Les corporates les plus solides profitent d’un contexte exceptionnel sur l’obligataire

Caterpillar a offert un coupon de 1,375% seulement à trois ans. Dans le même temps, les conditions sont difficiles sur le marché du haut rendement
Violaine Le Gall

Les nouvelles inquiétudes sur la situation grecque profitent aux emprunts d’Etat allemands et aux émetteurs corporates jugés solides par les investisseurs. La semaine dernière, le constructeur automobile allemand Volkswagen a placé 1,5 milliard d’euros d’obligations à trois ans en offrant un coupon de 1,875 % seulement. L’américain Caterpillar a fait mieux encore. Pour son émission en euro, il a placé 600 millions d’euros de titres assortis d’un coupon de 1,375%. Depuis la création de l’euro, les coupons n’ont jamais été aussi bas sur ces maturités. Avec un rendement souverain allemand à 0,18% à trois ans et à 0,55% à 5 ans, il est logique «de s’intéresser aux caractéristiques défensives du crédit investment grade qui offre un rendement sûr et supérieur. D’autres émetteurs core et extérieurs à la zone euro doivent se réjouir de la perspective d'émettre à des niveaux aussi fantastiques», prévoient les stratégistes crédit de SG CIB.

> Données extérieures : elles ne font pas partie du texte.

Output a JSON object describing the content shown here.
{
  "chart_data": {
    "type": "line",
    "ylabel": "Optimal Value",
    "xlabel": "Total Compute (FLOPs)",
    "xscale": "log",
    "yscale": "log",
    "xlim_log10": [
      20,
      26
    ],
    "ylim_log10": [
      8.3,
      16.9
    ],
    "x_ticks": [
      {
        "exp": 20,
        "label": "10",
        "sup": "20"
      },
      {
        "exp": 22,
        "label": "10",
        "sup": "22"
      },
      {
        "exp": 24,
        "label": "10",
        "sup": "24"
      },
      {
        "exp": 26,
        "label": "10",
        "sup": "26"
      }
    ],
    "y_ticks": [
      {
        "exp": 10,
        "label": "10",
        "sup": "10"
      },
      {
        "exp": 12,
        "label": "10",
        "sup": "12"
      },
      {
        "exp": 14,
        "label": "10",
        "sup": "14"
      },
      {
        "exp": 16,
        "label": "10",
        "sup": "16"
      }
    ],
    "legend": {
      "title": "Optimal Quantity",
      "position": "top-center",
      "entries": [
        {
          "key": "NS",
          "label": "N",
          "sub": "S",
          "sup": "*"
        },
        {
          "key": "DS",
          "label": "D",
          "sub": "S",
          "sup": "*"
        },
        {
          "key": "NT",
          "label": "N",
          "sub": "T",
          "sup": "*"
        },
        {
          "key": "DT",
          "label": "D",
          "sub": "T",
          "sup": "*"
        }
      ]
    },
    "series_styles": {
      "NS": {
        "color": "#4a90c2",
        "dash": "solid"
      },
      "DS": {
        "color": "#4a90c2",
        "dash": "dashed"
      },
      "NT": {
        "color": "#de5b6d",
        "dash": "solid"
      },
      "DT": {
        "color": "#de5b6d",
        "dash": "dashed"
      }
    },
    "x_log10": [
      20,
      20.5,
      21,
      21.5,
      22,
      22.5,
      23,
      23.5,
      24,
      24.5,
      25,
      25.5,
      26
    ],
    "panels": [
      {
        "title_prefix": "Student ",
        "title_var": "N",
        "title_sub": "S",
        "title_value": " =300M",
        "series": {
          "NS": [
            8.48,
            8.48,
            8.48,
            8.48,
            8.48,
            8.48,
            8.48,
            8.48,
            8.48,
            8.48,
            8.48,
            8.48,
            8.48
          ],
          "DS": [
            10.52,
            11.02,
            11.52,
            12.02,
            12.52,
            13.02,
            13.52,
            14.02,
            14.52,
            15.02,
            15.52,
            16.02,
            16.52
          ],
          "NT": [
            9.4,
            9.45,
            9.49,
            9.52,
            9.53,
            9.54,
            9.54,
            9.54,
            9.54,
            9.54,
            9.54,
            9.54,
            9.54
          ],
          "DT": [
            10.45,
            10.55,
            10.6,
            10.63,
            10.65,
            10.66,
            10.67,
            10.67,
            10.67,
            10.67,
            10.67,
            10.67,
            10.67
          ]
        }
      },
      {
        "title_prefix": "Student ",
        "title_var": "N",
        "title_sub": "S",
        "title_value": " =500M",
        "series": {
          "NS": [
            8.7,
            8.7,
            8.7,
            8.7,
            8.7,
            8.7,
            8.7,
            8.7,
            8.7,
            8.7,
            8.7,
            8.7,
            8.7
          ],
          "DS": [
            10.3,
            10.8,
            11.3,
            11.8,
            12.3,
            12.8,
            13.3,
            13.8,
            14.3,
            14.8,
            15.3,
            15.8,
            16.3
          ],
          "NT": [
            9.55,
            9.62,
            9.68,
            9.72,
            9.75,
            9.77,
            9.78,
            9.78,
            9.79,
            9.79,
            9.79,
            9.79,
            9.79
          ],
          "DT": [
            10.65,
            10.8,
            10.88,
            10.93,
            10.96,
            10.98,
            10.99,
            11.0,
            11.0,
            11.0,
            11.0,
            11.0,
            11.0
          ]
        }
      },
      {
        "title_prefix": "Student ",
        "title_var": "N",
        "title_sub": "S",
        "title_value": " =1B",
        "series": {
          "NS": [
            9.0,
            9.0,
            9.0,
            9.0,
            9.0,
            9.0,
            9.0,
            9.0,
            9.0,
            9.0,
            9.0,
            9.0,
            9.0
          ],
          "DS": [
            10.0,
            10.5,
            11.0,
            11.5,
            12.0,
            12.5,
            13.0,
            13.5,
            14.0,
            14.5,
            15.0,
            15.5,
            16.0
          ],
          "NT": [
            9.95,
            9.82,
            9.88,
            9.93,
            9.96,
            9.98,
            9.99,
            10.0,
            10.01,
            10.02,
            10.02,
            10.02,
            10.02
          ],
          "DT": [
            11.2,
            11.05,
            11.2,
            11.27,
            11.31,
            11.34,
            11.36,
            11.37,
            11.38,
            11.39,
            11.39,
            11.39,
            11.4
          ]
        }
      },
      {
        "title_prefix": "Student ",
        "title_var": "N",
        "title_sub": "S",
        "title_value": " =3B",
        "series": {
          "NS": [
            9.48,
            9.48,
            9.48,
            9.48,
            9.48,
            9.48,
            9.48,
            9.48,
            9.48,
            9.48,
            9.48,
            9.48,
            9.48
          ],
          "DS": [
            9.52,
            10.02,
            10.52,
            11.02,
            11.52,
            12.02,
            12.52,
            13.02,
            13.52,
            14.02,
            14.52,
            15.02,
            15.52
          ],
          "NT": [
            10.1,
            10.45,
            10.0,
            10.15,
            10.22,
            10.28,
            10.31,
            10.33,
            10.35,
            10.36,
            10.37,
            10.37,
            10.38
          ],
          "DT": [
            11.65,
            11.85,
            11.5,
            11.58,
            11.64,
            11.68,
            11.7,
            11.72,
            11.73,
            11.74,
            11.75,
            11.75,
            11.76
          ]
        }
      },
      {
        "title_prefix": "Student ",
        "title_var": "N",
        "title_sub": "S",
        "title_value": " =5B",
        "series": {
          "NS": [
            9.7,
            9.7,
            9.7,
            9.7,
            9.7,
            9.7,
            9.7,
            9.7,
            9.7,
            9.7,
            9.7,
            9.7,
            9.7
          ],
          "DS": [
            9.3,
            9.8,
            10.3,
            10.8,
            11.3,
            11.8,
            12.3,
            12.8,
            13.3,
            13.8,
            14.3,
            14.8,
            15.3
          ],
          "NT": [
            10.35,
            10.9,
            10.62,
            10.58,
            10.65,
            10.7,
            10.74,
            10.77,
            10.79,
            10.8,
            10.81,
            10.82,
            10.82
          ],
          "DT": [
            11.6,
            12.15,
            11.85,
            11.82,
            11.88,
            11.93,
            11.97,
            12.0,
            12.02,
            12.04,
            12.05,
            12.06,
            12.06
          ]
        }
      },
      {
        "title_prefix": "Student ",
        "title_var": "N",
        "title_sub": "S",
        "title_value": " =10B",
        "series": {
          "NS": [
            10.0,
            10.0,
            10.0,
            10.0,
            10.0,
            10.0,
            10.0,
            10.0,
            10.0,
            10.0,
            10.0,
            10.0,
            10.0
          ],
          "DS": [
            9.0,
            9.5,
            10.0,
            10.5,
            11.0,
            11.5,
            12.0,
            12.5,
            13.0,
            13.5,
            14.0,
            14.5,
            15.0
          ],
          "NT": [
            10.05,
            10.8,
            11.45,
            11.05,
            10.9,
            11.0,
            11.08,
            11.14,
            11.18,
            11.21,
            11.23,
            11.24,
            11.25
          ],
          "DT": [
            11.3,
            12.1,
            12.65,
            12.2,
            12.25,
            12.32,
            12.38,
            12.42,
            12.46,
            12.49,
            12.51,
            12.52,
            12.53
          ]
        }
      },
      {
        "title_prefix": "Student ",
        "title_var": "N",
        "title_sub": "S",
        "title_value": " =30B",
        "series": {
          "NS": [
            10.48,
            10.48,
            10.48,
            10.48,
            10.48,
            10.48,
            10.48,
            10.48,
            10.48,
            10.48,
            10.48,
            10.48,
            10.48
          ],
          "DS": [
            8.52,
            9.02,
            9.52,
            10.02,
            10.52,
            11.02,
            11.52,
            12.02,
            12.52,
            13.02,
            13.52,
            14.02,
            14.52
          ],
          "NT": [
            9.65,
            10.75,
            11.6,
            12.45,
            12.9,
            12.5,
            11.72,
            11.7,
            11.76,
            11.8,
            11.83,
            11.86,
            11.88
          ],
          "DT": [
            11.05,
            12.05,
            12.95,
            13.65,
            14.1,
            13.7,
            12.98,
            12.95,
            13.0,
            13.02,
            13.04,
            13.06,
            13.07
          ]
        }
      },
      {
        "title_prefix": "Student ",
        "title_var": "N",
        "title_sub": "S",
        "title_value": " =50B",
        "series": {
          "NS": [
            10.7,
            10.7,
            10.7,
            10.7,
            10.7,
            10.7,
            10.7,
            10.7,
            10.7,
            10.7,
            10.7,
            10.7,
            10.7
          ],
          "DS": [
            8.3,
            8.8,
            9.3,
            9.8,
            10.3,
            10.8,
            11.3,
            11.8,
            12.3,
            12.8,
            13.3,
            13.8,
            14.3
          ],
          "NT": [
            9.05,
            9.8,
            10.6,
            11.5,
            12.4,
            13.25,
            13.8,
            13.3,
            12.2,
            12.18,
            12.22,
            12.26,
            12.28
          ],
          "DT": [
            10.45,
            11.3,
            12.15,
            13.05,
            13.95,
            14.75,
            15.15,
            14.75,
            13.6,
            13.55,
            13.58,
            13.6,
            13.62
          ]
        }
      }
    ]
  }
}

Après un premier trimestre très actif sur le marché primaire, l’activité est limitée pour le moment en mai, avec 2,1 milliards d’euros d'émissions sur le secteur des non-financières investment grade. Mais le pipeline reste fourni, d’après SG CIB. «Nous nous attendons à voir plus d’opérations se réaliser si la situation sur le plan souverain se calme», prévoient les stratégistes de la banque de La Défense.

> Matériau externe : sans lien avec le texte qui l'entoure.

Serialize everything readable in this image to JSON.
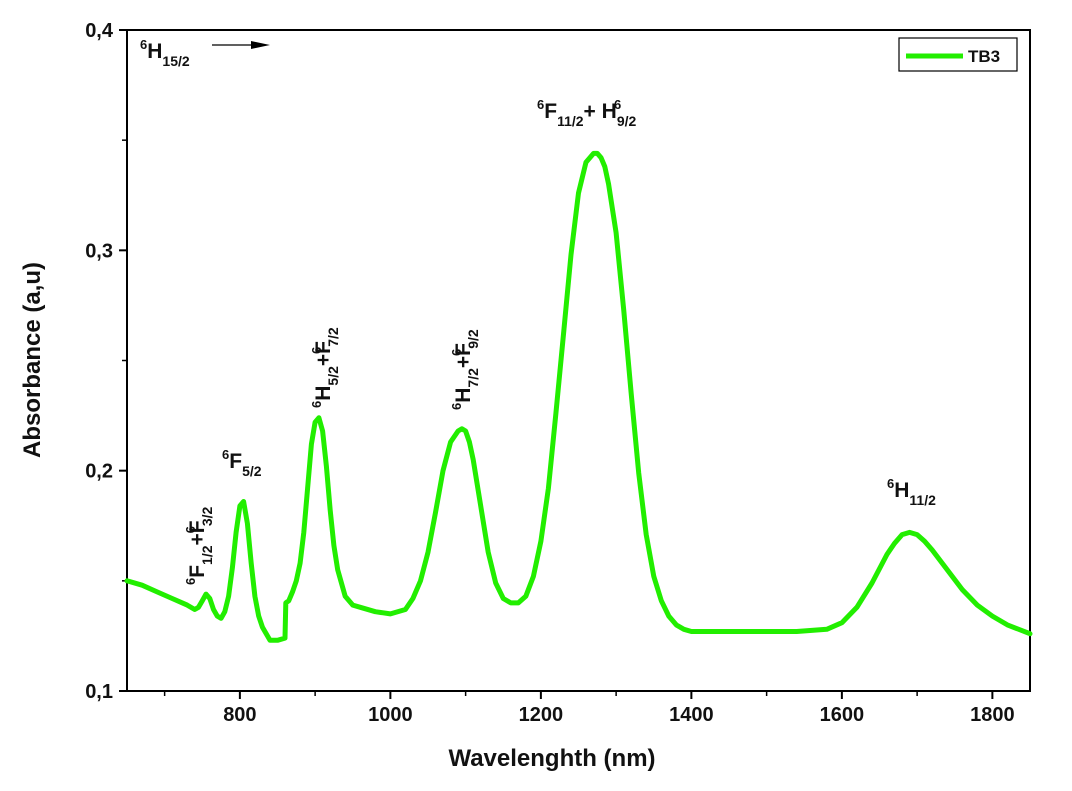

Malgré les incertitudes dans la zone euro, le marché du haut rendement a connu une certaine activité récemment, avec les émissions de Carlson Wagonlit, Sixt. Ce marché reste cependant difficile. Début mai, Europcar a dû offrir un rendement de 14% sur ces titres, tandis que Monier a carrément dû renoncer à son projet d'émission obligataire.

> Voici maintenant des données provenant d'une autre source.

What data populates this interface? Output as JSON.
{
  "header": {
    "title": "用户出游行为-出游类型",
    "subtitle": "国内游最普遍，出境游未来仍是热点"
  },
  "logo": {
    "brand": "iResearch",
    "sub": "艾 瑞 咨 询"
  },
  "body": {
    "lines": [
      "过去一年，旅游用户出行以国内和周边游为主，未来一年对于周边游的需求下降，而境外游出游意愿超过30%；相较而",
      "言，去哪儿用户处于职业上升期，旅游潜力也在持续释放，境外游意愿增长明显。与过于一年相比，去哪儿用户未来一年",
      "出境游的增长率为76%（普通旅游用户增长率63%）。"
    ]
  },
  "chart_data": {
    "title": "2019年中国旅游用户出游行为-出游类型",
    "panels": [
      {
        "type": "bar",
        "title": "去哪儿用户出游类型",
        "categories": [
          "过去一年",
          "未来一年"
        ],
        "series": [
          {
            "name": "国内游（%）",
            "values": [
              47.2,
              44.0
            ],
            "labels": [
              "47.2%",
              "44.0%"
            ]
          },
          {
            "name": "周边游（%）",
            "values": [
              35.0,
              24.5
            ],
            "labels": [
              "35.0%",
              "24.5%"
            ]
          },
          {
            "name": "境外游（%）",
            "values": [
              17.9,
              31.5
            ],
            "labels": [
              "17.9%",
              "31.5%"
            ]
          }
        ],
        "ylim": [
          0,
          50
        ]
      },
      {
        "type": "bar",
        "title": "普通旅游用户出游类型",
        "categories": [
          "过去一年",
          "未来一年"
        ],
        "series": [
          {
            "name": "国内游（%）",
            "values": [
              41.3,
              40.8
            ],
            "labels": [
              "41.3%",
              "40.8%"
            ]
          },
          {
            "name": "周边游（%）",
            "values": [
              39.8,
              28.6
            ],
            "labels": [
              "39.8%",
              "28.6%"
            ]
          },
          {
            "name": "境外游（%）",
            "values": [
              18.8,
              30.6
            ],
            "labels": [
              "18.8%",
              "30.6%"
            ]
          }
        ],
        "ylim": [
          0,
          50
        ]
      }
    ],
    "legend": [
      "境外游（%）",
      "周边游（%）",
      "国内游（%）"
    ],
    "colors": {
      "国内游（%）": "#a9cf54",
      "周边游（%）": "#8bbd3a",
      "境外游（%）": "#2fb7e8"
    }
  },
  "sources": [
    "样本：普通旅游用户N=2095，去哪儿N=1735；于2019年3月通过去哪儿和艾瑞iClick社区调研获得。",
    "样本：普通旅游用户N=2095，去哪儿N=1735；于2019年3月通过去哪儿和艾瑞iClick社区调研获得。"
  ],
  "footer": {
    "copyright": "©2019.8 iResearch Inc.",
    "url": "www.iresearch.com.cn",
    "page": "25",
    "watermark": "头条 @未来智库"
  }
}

Le marché cash a globalement bien résisté pour le moment. Depuis le début du mois, l’indice iBoxx sur les non-financières en euro s’est légèrement resserré, d’après Markit. «Le fait qu’il y a peu de panique sur le marché pourrait suggérer que la plupart des investisseurs sont satisfaits de leurs positions, qu’ils ont pu réduire lors du rally du mois de mars et qu’ils estiment avoir suffisamment de cash pour faire face à d'éventuelles demandes de rachats», avançaient les stratégistes de SG CIB dans leur note du 11 mai.